Emma wants to study journalism at a secular college. Her parents, both pastors at their evangelical church, have saved to give her a Christian education that won’t expose her to heretical ideas, like the theory of evolution.

The protagonist of Donut Days, Lara Zielin’s debut novel for young adults, wonders what’s wrong with her. Emma never has visions and doesn’t speak in tongues. She’s at odds with her best friend, and she messed up her relationship with the boy who matters. Teens will connect to the struggles of this imperfect heroine, who wishes she sparkled more, like the younger sister her mother favors. Still, Emma, who reads the newspaper more than the Bible, writes stories for her high school paper that impress everyone but her parents. And when her local paper announces it will award a college scholarship for the best essay on the “donut camp” setting up in town to promote a new franchise of “Crispy Dream Donuts,” Emma sees reporting as a means to her goal as well as its end.

As Emma pursues her dream in this crisp novel, Zielin takes us inside the daily life of a Minnesota church that’s in as much turmoil as the young protagonist. A parishioner determines to remove her mother from the pulpit because, he says, women in the church are “out of balance.” But things are rarely what they seem in this fast-paced story that turns prejudices topsy-turvy.

At the camp, Emma encounters a group of intimidating tattooed bikers who surprise her. “I knew lots of people at Living Word Redeemer who said they were saved but acted like complete jerks, and lots of people who didn’t profess to believe in God but acted like angels,” she reflects.

Will she escape her narrow surroundings?
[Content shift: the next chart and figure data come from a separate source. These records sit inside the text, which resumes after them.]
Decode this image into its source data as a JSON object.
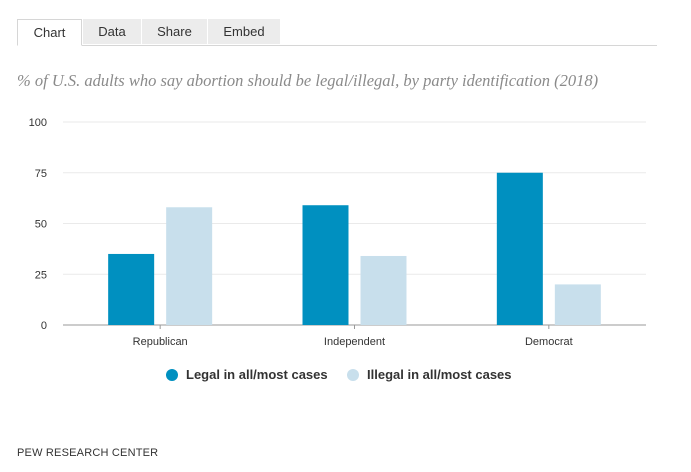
{
  "tabs": [
    "Chart",
    "Data",
    "Share",
    "Embed"
  ],
  "active_tab": "Chart",
  "colors": {
    "legal": "#0090c0",
    "illegal": "#c8dfec",
    "grid": "#eaeaea",
    "axis": "#999999"
  },
  "chart_data": {
    "type": "bar",
    "title": "% of U.S. adults who say abortion should be legal/illegal, by party identification (2018)",
    "categories": [
      "Republican",
      "Independent",
      "Democrat"
    ],
    "series": [
      {
        "name": "Legal in all/most cases",
        "values": [
          35,
          59,
          75
        ]
      },
      {
        "name": "Illegal in all/most cases",
        "values": [
          58,
          34,
          20
        ]
      }
    ],
    "yticks": [
      0,
      25,
      50,
      75,
      100
    ],
    "ylim": [
      0,
      100
    ],
    "xlabel": "",
    "ylabel": "",
    "grid": true,
    "legend": "bottom-center"
  },
  "source": "PEW RESEARCH CENTER"
}
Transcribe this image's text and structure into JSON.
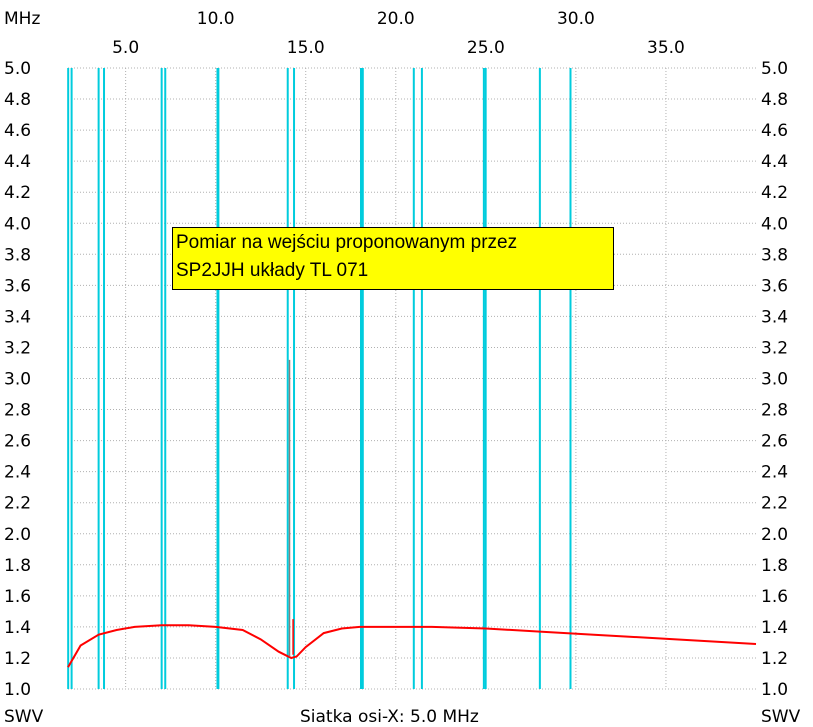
{
  "chart_data": {
    "type": "line",
    "x_unit_label": "MHz",
    "y_label_left": "SWV",
    "y_label_right": "SWV",
    "footer_label": "Siatka osi-X: 5.0 MHz",
    "xlim": [
      1.8,
      40.0
    ],
    "ylim": [
      1.0,
      5.0
    ],
    "x_ticks_upper": [
      "10.0",
      "20.0",
      "30.0"
    ],
    "x_ticks_upper_values": [
      10,
      20,
      30
    ],
    "x_ticks_lower": [
      "5.0",
      "15.0",
      "25.0",
      "35.0"
    ],
    "x_ticks_lower_values": [
      5,
      15,
      25,
      35
    ],
    "y_ticks": [
      "1.0",
      "1.2",
      "1.4",
      "1.6",
      "1.8",
      "2.0",
      "2.2",
      "2.4",
      "2.6",
      "2.8",
      "3.0",
      "3.2",
      "3.4",
      "3.6",
      "3.8",
      "4.0",
      "4.2",
      "4.4",
      "4.6",
      "4.8",
      "5.0"
    ],
    "grid": true,
    "band_markers_mhz": [
      [
        1.81,
        2.0
      ],
      [
        3.5,
        3.8
      ],
      [
        7.0,
        7.2
      ],
      [
        10.1,
        10.15
      ],
      [
        14.0,
        14.35
      ],
      [
        18.068,
        18.168
      ],
      [
        21.0,
        21.45
      ],
      [
        24.89,
        24.99
      ],
      [
        28.0,
        29.7
      ]
    ],
    "annotation": {
      "line1": "Pomiar na wejściu proponowanym przez",
      "line2": "SP2JJH układy TL 071"
    },
    "series": [
      {
        "color": "#ff0000",
        "x": [
          1.8,
          2.5,
          3.5,
          4.5,
          5.5,
          7.0,
          8.5,
          10.0,
          11.5,
          12.5,
          13.5,
          14.2,
          14.5,
          15.0,
          16.0,
          17.0,
          18.0,
          20.0,
          22.0,
          25.0,
          28.0,
          31.0,
          34.0,
          37.0,
          40.0
        ],
        "y": [
          1.14,
          1.28,
          1.35,
          1.38,
          1.4,
          1.41,
          1.41,
          1.4,
          1.38,
          1.32,
          1.24,
          1.2,
          1.21,
          1.27,
          1.36,
          1.39,
          1.4,
          1.4,
          1.4,
          1.39,
          1.37,
          1.35,
          1.33,
          1.31,
          1.29
        ]
      },
      {
        "color": "#ff0000",
        "x": [
          14.3,
          14.3,
          14.3
        ],
        "y": [
          1.22,
          1.45,
          1.22
        ]
      },
      {
        "color": "#808080",
        "x": [
          14.1,
          14.1
        ],
        "y": [
          1.21,
          3.12
        ]
      }
    ],
    "colors": {
      "band_marker": "#00ccdd",
      "grid": "#b0b0b0",
      "annotation_bg": "#ffff00"
    }
  }
}
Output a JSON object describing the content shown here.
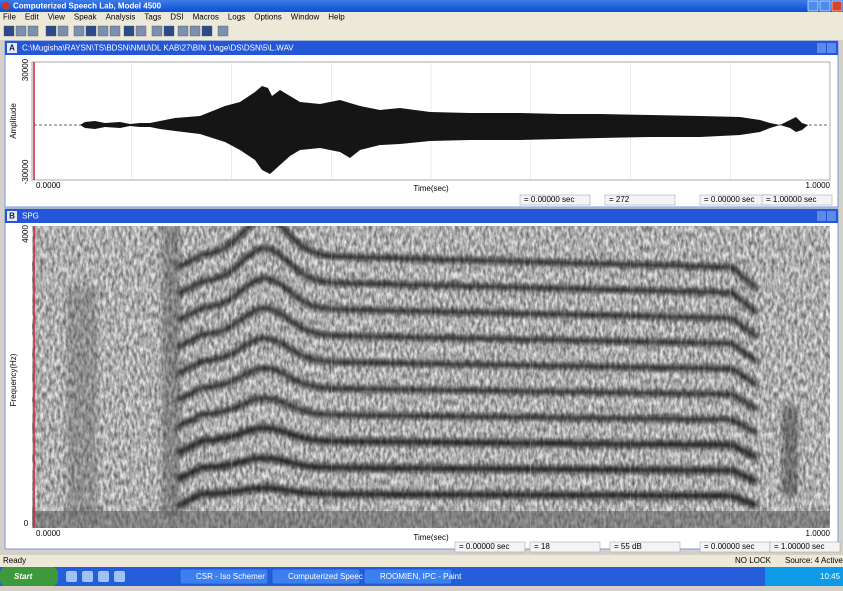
{
  "app_title": "Computerized Speech Lab, Model 4500",
  "menu": [
    "File",
    "Edit",
    "View",
    "Speak",
    "Analysis",
    "Tags",
    "DSI",
    "Macros",
    "Logs",
    "Options",
    "Window",
    "Help"
  ],
  "window_a": {
    "letter": "A",
    "title": "C:\\Mugisha\\RAYSN\\TS\\BDSN\\NMU\\DL KAB\\27\\BIN 1\\age\\DS\\DSN\\5\\L.WAV",
    "y_label": "Amplitude",
    "y_top": "30000",
    "y_bottom": "-30000",
    "x_start": "0.0000",
    "x_label": "Time(sec)",
    "x_end": "1.0000",
    "status": [
      "= 0.00000 sec",
      "= 272",
      "= 0.00000 sec",
      "= 1.00000 sec"
    ]
  },
  "window_b": {
    "letter": "B",
    "title": "SPG",
    "y_label": "Frequency(Hz)",
    "y_top": "4000",
    "y_bottom": "0",
    "x_start": "0.0000",
    "x_label": "Time(sec)",
    "x_end": "1.0000",
    "status": [
      "= 0.00000 sec",
      "= 18",
      "= 55 dB",
      "= 0.00000 sec",
      "= 1.00000 sec"
    ]
  },
  "status_bar": {
    "left": "Ready",
    "right": [
      "NO LOCK",
      "Source: 4 Active"
    ]
  },
  "taskbar": {
    "start": "Start",
    "items": [
      "CSR - Iso Schemer",
      "Computerized Speec...",
      "ROOMIEN, IPC - Paint"
    ],
    "clock": "10:45"
  }
}
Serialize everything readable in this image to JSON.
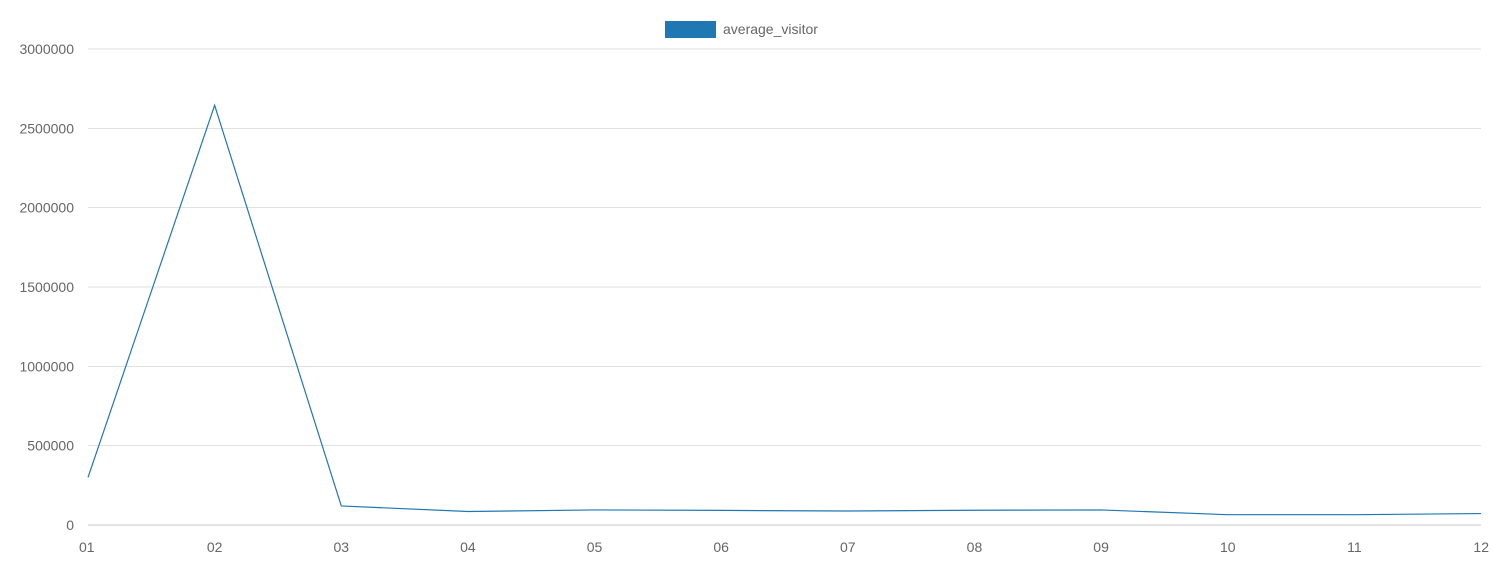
{
  "chart_data": {
    "type": "line",
    "categories": [
      "01",
      "02",
      "03",
      "04",
      "05",
      "06",
      "07",
      "08",
      "09",
      "10",
      "11",
      "12"
    ],
    "series": [
      {
        "name": "average_visitor",
        "color": "#1f77b4",
        "values": [
          300000,
          2645000,
          120000,
          85000,
          95000,
          92000,
          88000,
          93000,
          95000,
          65000,
          65000,
          72000
        ]
      }
    ],
    "ylim": [
      0,
      3000000
    ],
    "yticks": [
      0,
      500000,
      1000000,
      1500000,
      2000000,
      2500000,
      3000000
    ],
    "ytick_labels": [
      "0",
      "500000",
      "1000000",
      "1500000",
      "2000000",
      "2500000",
      "3000000"
    ],
    "grid": true,
    "legend_position": "top-center",
    "title": "",
    "xlabel": "",
    "ylabel": ""
  }
}
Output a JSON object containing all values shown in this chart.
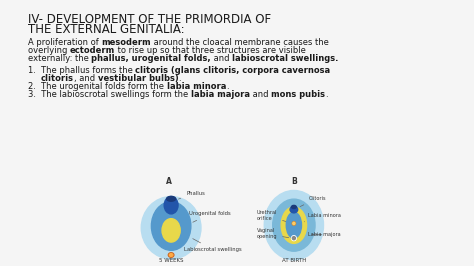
{
  "title_line1": "IV- DEVELOPMENT OF THE PRIMORDIA OF",
  "title_line2": "THE EXTERNAL GENITALIA:",
  "title_fontsize": 8.5,
  "body_fontsize": 6.0,
  "label_fontsize": 3.8,
  "background_color": "#f5f5f5",
  "text_color": "#1a1a1a",
  "color_outer_light": "#b8ddf0",
  "color_mid_blue": "#5599cc",
  "color_dark_blue": "#2255aa",
  "color_very_dark": "#1a3a7a",
  "color_yellow": "#e8d84a",
  "color_orange_circle": "#cc6622",
  "para_lines": [
    [
      [
        "A proliferation of ",
        false
      ],
      [
        "mesoderm",
        true
      ],
      [
        " around the cloacal membrane causes the",
        false
      ]
    ],
    [
      [
        "overlying ",
        false
      ],
      [
        "ectoderm",
        true
      ],
      [
        " to rise up so that three structures are visible",
        false
      ]
    ],
    [
      [
        "externally: the ",
        false
      ],
      [
        "phallus, urogenital folds,",
        true
      ],
      [
        " and ",
        false
      ],
      [
        "labioscrotal swellings.",
        true
      ]
    ]
  ],
  "item1_lines": [
    [
      [
        "1.  The phallus forms the ",
        false
      ],
      [
        "clitoris (glans clitoris, corpora cavernosa",
        true
      ]
    ],
    [
      [
        "     ",
        false
      ],
      [
        "clitoris",
        true
      ],
      [
        ", and ",
        false
      ],
      [
        "vestibular bulbs)",
        true
      ],
      [
        ".",
        false
      ]
    ]
  ],
  "item2": [
    [
      "2.  The urogenital folds form the ",
      false
    ],
    [
      "labia minora",
      true
    ],
    [
      ".",
      false
    ]
  ],
  "item3": [
    [
      "3.  The labioscrotal swellings form the ",
      false
    ],
    [
      "labia majora",
      true
    ],
    [
      " and ",
      false
    ],
    [
      "mons pubis",
      true
    ],
    [
      ".",
      false
    ]
  ]
}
Discover what is really going on behind closed doors at the church? Reunite with her best friend? And will Jake, the boy who has become “smokin’ hot,” still love her?

In the end, a mystery is solved, relationships resolved. And this book from the editor of the U-M LSAmagazine proves to be less about religion than about intellectual honesty and diversity. “I think I’d have precious few friends if I only befriended people who thought the same way I did about everything,” Emma’s father tells her.

While Emma searches the donut camp for a story “with characters and obstacles,” readers will find one in Zielin’s compelling narrative.

Zielin celebrates the August 6 book release with a reading and writing workshop for teens at the AADL Mallets Creek Branch followed by a reading and signing at Nicola’s Books.